Of course there is more, but there's more to family than being a mere partnership. Family is not some innate good, it is a structure from which everyone can support each other and continue the family.
If your kids grow up 'useless', but still have a good life? Oh well. I'm sure Van Gogh seemed pretty useless at the time when he was alive too, what with having only sold one painting ever while alive (I'm also aware he didn't have a good life, hush). People are biological machines, but if your primary concern is output, or some arbitrary definition of functional, because it's functioned enough ways by now that what I thought of as it's functional meaning has been made dysfunctional, then Socrates sounds great for you.
How can they live a good life whilst useless? What irresponsible parent expects a useless child to grow to be a happy adult? How on earth will they ever start a family of their own?

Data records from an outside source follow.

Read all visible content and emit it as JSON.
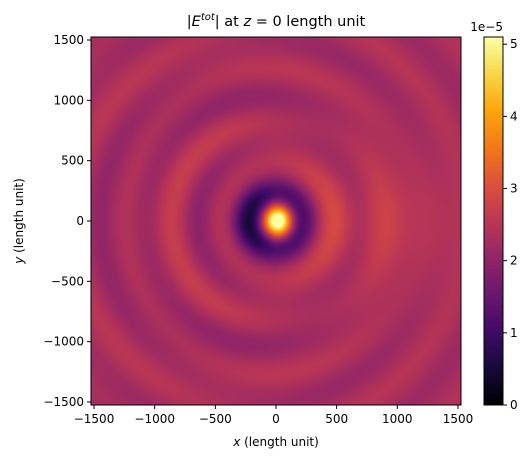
{
  "chart_data": {
    "type": "heatmap",
    "title_parts": {
      "open": "|",
      "var": "E",
      "sup": "tot",
      "close": "| at ",
      "zvar": "z",
      "rest": " = 0 length unit"
    },
    "xlabel_parts": {
      "var": "x",
      "rest": " (length unit)"
    },
    "ylabel_parts": {
      "var": "y",
      "rest": " (length unit)"
    },
    "xlim": [
      -1525,
      1525
    ],
    "ylim": [
      -1525,
      1525
    ],
    "xticks": [
      -1500,
      -1000,
      -500,
      0,
      500,
      1000,
      1500
    ],
    "yticks": [
      -1500,
      -1000,
      -500,
      0,
      500,
      1000,
      1500
    ],
    "xtick_labels": [
      "−1500",
      "−1000",
      "−500",
      "0",
      "500",
      "1000",
      "1500"
    ],
    "ytick_labels": [
      "−1500",
      "−1000",
      "−500",
      "0",
      "500",
      "1000",
      "1500"
    ],
    "colormap": "inferno",
    "colorbar": {
      "range": [
        0,
        5.1
      ],
      "ticks": [
        0,
        1,
        2,
        3,
        4,
        5
      ],
      "tick_labels": [
        "0",
        "1",
        "2",
        "3",
        "4",
        "5"
      ],
      "offset_label": "1e−5"
    },
    "field": {
      "source_x": 0,
      "source_y": 0,
      "peak_value": 5.1,
      "background_value": 2.3,
      "hotspot_radius": 90,
      "dark_ring_radius": 200,
      "fringe_wavelength": 400,
      "forward_lobe_center": [
        800,
        0
      ]
    }
  }
}
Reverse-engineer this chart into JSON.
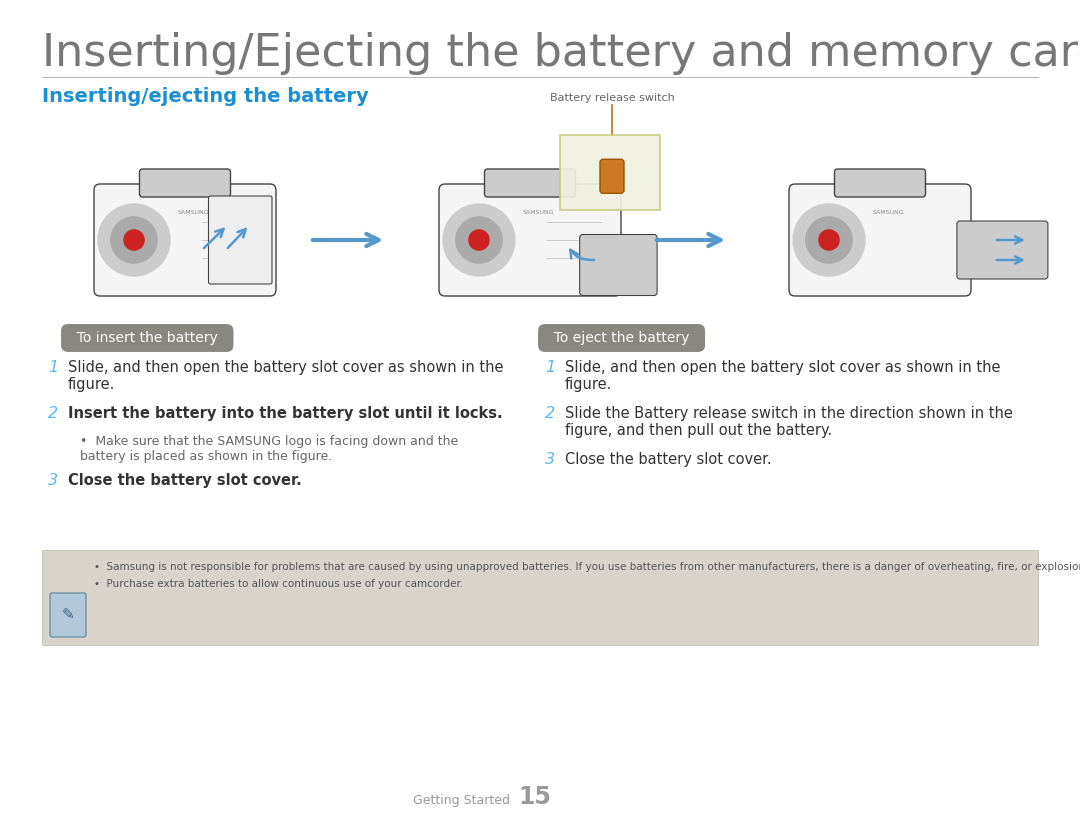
{
  "bg_color": "#ffffff",
  "title": "Inserting/Ejecting the battery and memory card",
  "title_color": "#777777",
  "title_fontsize": 32,
  "subtitle": "Inserting/ejecting the battery",
  "subtitle_color": "#1a8fd1",
  "subtitle_fontsize": 14,
  "line_color": "#bbbbbb",
  "tag_insert_text": "To insert the battery",
  "tag_eject_text": "To eject the battery",
  "tag_bg_color": "#888880",
  "tag_text_color": "#ffffff",
  "tag_fontsize": 10,
  "callout_text": "Battery release switch",
  "callout_color": "#666666",
  "callout_fontsize": 8,
  "insert_steps": [
    "Slide, and then open the battery slot cover as shown in the\nfigure.",
    "Insert the battery into the battery slot until it locks.",
    "Close the battery slot cover."
  ],
  "insert_step_bold": [
    false,
    true,
    true
  ],
  "insert_step2_bullet": "Make sure that the SAMSUNG logo is facing down and the\nbattery is placed as shown in the figure.",
  "eject_steps": [
    "Slide, and then open the battery slot cover as shown in the\nfigure.",
    "Slide the Battery release switch in the direction shown in the\nfigure, and then pull out the battery.",
    "Close the battery slot cover."
  ],
  "eject_step_bold": [
    false,
    false,
    false
  ],
  "step_number_color": "#5bb8f5",
  "step_text_color": "#333333",
  "step_fontsize": 10.5,
  "bullet_fontsize": 9,
  "bullet_color": "#666666",
  "note_bg_color": "#d8d4cc",
  "note_border_color": "#bbbbaa",
  "note_icon_bg": "#b0c8d8",
  "note_icon_border": "#7090a0",
  "note_bullets": [
    "Samsung is not responsible for problems that are caused by using unapproved batteries. If you use batteries from other manufacturers, there is a danger of overheating, fire, or explosion.",
    "Purchase extra batteries to allow continuous use of your camcorder."
  ],
  "note_fontsize": 7.5,
  "note_text_color": "#555555",
  "footer_text": "Getting Started",
  "footer_page": "15",
  "footer_color": "#999999",
  "footer_fontsize": 9,
  "arrow_color": "#5599cc",
  "callout_box_color": "#c8c880",
  "callout_line_color": "#cc7722",
  "cam_edge_color": "#444444",
  "cam_face_color": "#f5f5f5",
  "cam_detail_color": "#cccccc"
}
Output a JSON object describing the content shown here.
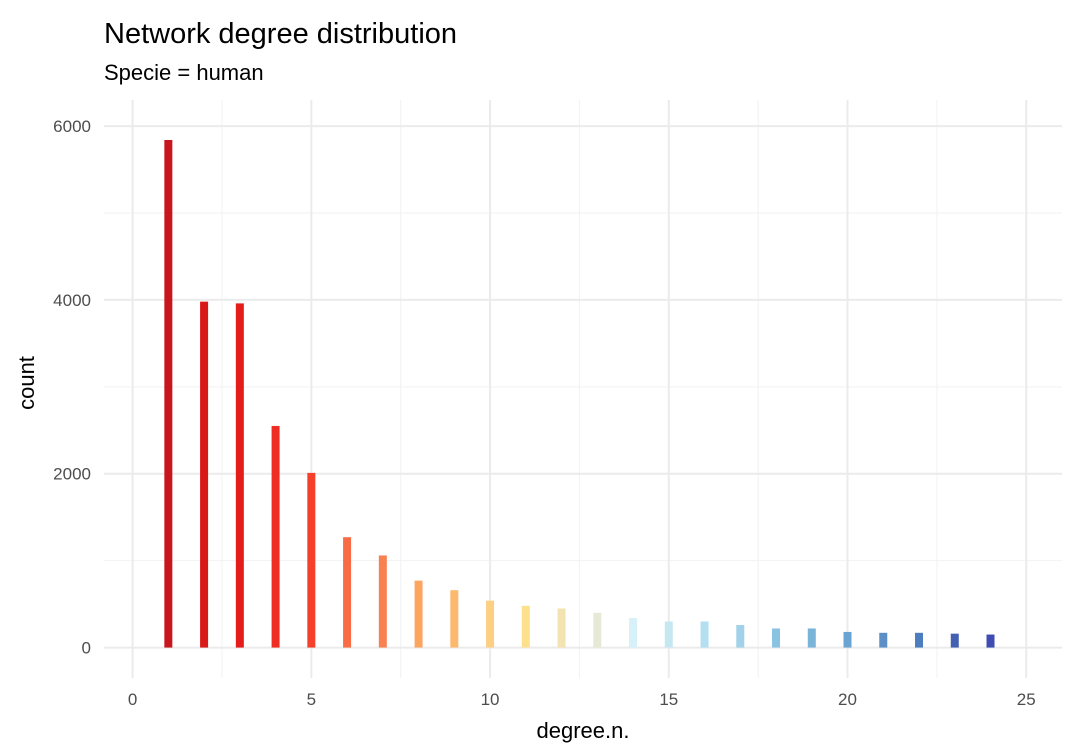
{
  "chart_data": {
    "type": "bar",
    "title": "Network degree distribution",
    "subtitle": "Specie = human",
    "xlabel": "degree.n.",
    "ylabel": "count",
    "xlim": [
      -0.8,
      26
    ],
    "ylim": [
      -350,
      6300
    ],
    "x_ticks": [
      0,
      5,
      10,
      15,
      20,
      25
    ],
    "x_tick_labels": [
      "0",
      "5",
      "10",
      "15",
      "20",
      "25"
    ],
    "y_ticks": [
      0,
      2000,
      4000,
      6000
    ],
    "y_tick_labels": [
      "0",
      "2000",
      "4000",
      "6000"
    ],
    "grid": true,
    "legend": "none",
    "x": [
      1,
      2,
      3,
      4,
      5,
      6,
      7,
      8,
      9,
      10,
      11,
      12,
      13,
      14,
      15,
      16,
      17,
      18,
      19,
      20,
      21,
      22,
      23,
      24
    ],
    "values": [
      5840,
      3980,
      3960,
      2550,
      2010,
      1270,
      1060,
      770,
      660,
      540,
      480,
      450,
      400,
      340,
      300,
      300,
      260,
      220,
      220,
      180,
      170,
      170,
      160,
      150
    ],
    "colors": [
      "#c7161e",
      "#d91818",
      "#e61b1b",
      "#f02d23",
      "#f5402b",
      "#f86b45",
      "#f98051",
      "#fba561",
      "#fcb86c",
      "#fdcf82",
      "#fde08c",
      "#f2e3b0",
      "#e6e9d5",
      "#d6f1f8",
      "#c5e7f2",
      "#b3dff0",
      "#a1d2ea",
      "#89c3e2",
      "#7ab4d9",
      "#6aa4d2",
      "#5b8fc6",
      "#4c7dbf",
      "#4460b2",
      "#3f4db3"
    ]
  }
}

And do not confuse commercial success with being utterly useless, lest we define the Kardashians as the pinnacle of without uselessness (I am translating from a foreign concept into English, being without uselessness is the closest translation, with additional connotations of purpose as in "what's the use" sort of use, in addition to having ability). For example Vincent Van Gogh was a very successful art trader and made a conscious choice to abandon commercial success in the pursuit of his own artistic endeavours - resentful of how art was treated as a commodity, even though he was making more money than his father. His contraction of gonorrhea, syphilis, smoking, his cold childhood, his quarreling with his father, his rejection by his cousin, his developing alcoholism, his self harming and mutilation leading to his eventual death by suicide. A lot of wasted potential, wasted, dying alone in melancholy with no friends or family by his side, at death or before it. He is not a model to be followed, but one to be remembered.